Fur tribute exacted from the indigenous peoples of Siberia in Imperial Russia
In the 20th century, the North was for the USSR a place of trade and field development, exile and scientific research, and of course, the construction of new Polar cities and settlements. Among them, Dikson was the ‘capital of the Arctic’, where meteorologists and builders, teachers and hydrographers, military and polar pilots, radio operators came from different parts of the Soviet Union to ‘civilize the North’. Nowadays, this Arctic settlement, just as many northern settlements in Russia, is going through very difficult times. In the 1980s, the ‘golden years’ of Dikson, it had a population of 5,000 people. Currently, according to the official statistics, there are less than 600 people living there, but the locals claim this number is no more than 500.
People here have a habit of saying ‘on Dikson’, not ‘in Dikson’: historically, the settlement started from the island in the Kara Sea, and later expanded to the Taymyr Peninsula. That’s why Dikson has two parts, the island and the mainland, divided by a 1.5 km strait. In 2009, access to the island was restricted, and now it is almost uninhabited. People moved to the mainland, the streets are empty, the wind knocked out the windows and doors in the abandoned houses, the empty school #2 has only hare tracks on the snow-covered floors. The only places where there are still lights on are the hydrometeorological station and the airport.

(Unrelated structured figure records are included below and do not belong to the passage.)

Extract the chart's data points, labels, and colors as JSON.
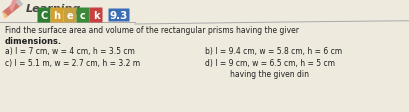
{
  "title_learning": "Learning",
  "check_letters": [
    "C",
    "h",
    "e",
    "c",
    "k"
  ],
  "check_letter_colors": [
    "#2e7d32",
    "#e8a030",
    "#e8a030",
    "#3a9a3a",
    "#e05050"
  ],
  "check_number": "9.3",
  "check_number_bg": "#3a6db5",
  "line1": "Find the surface area and volume of the rectangular prisms having the giver",
  "line2": "dimensions.",
  "item_a": "a) l = 7 cm, w = 4 cm, h = 3.5 cm",
  "item_b": "b) l = 9.4 cm, w = 5.8 cm, h = 6 cm",
  "item_c": "c) l = 5.1 m, w = 2.7 cm, h = 3.2 m",
  "item_d": "d) l = 9 cm, w = 6.5 cm, h = 5 cm",
  "bg_color": "#eeeade",
  "text_color": "#222222"
}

There is more life in the mainland part of Dikson. There are people and snowmobiles in the streets, shops are open, there is a school gym, a library, and a church. However, there are more and more boarded-up windows and closed doors here as well, and only several monuments to the polar explorers and ships in the harbor that serve as reminders of the former greatness of the “gates of the Arctic.”

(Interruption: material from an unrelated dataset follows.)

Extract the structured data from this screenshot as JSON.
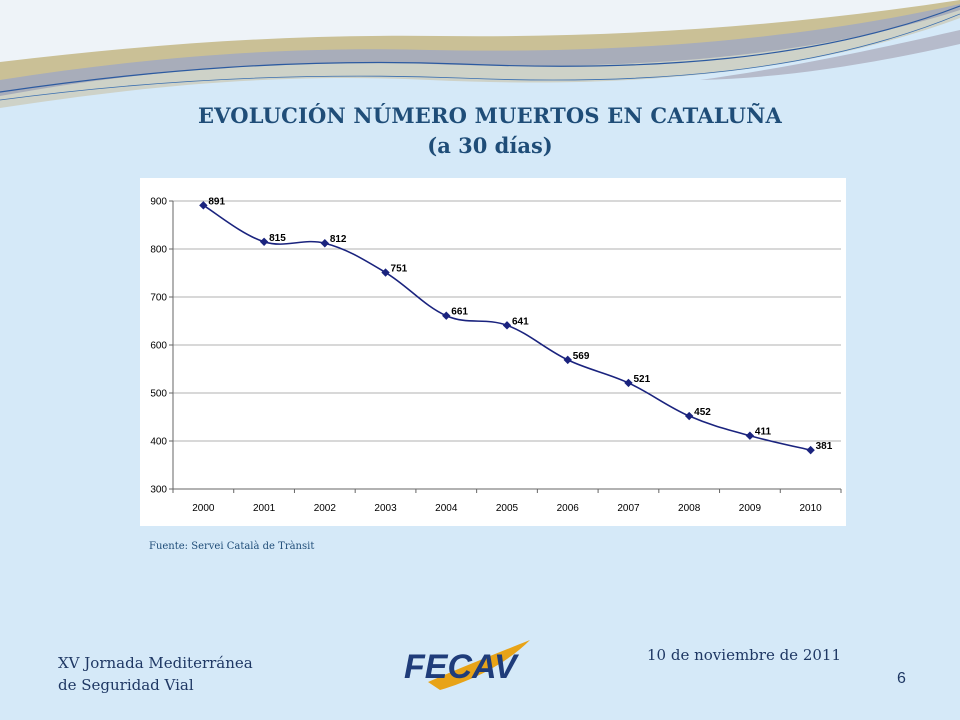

The network of polar stations, a geophysical observatory, a port of the Northern Sea Route, Marine Operations Headquarters, a network of coastal airfields, polar explorers clubs, a fish factory, an art gallery — all of it is now only in the local history books, the archive copies of the Soviet Arctic, and the memories of people who came to make a home in the harsh Far North. A border post, an airport with no heating, a hydrometeorological station, a boiler and a diesel heating house, a school, a local administration, a library and several shops — that’s all there is for today.

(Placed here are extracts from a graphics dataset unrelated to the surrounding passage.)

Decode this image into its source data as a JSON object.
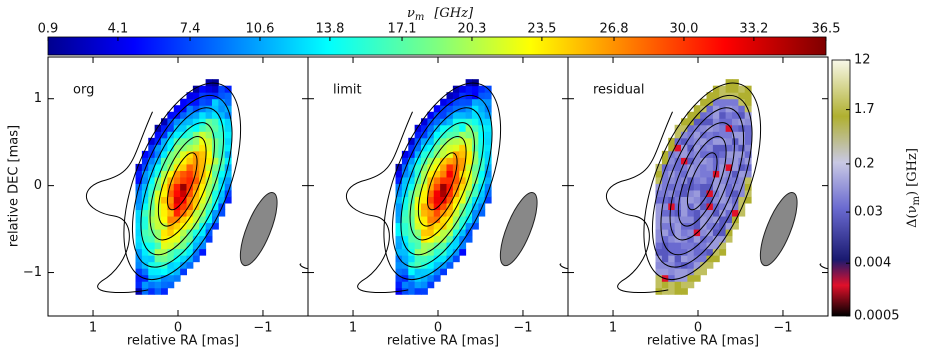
{
  "chart_data": {
    "type": "map-panels",
    "panels": [
      "org",
      "limit",
      "residual"
    ],
    "x_label": "relative RA [mas]",
    "y_label": "relative DEC [mas]",
    "xlim": [
      1.53,
      -1.53
    ],
    "xticks": [
      1,
      0,
      {
        "value": -1,
        "label": "−1"
      }
    ],
    "ylim": [
      -1.5,
      1.48
    ],
    "yticks": [
      {
        "value": -1,
        "label": "−1"
      },
      0,
      1
    ],
    "top_colorbar": {
      "label_symbol": "ν",
      "label_sub": "m",
      "label_unit": "[GHz]",
      "lim": [
        0.9,
        36.5
      ],
      "ticks": [
        0.9,
        4.1,
        7.4,
        10.6,
        13.8,
        17.1,
        20.3,
        23.5,
        26.8,
        {
          "value": 30,
          "label": "30.0"
        },
        33.2,
        36.5
      ],
      "colormap": "jet"
    },
    "right_colorbar": {
      "label_prefix": "Δ(ν",
      "label_sub": "m",
      "label_unit": ") [GHz]",
      "lim": [
        0.0005,
        12
      ],
      "log": true,
      "ticks": [
        0.0005,
        0.004,
        0.03,
        0.2,
        1.7,
        12
      ]
    }
  }
}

And yet, people live in Dikson. They hunt in the tundra and fish, teach their children to draw and solve equations, write dictations and take Unified State Examinations, collect archive photographs and bake bread, look after the boilers and follow the wind speed, live through the polar night and greet the first sun. Here in Dikson, every abandoned winter hut, every closed door and every gaping doorway or an illuminated window is history. The history of exploring the Northern Sea Route, the story of ‘conquering the North’ in the USSR times, but most importantly, the individual story of a family or a person.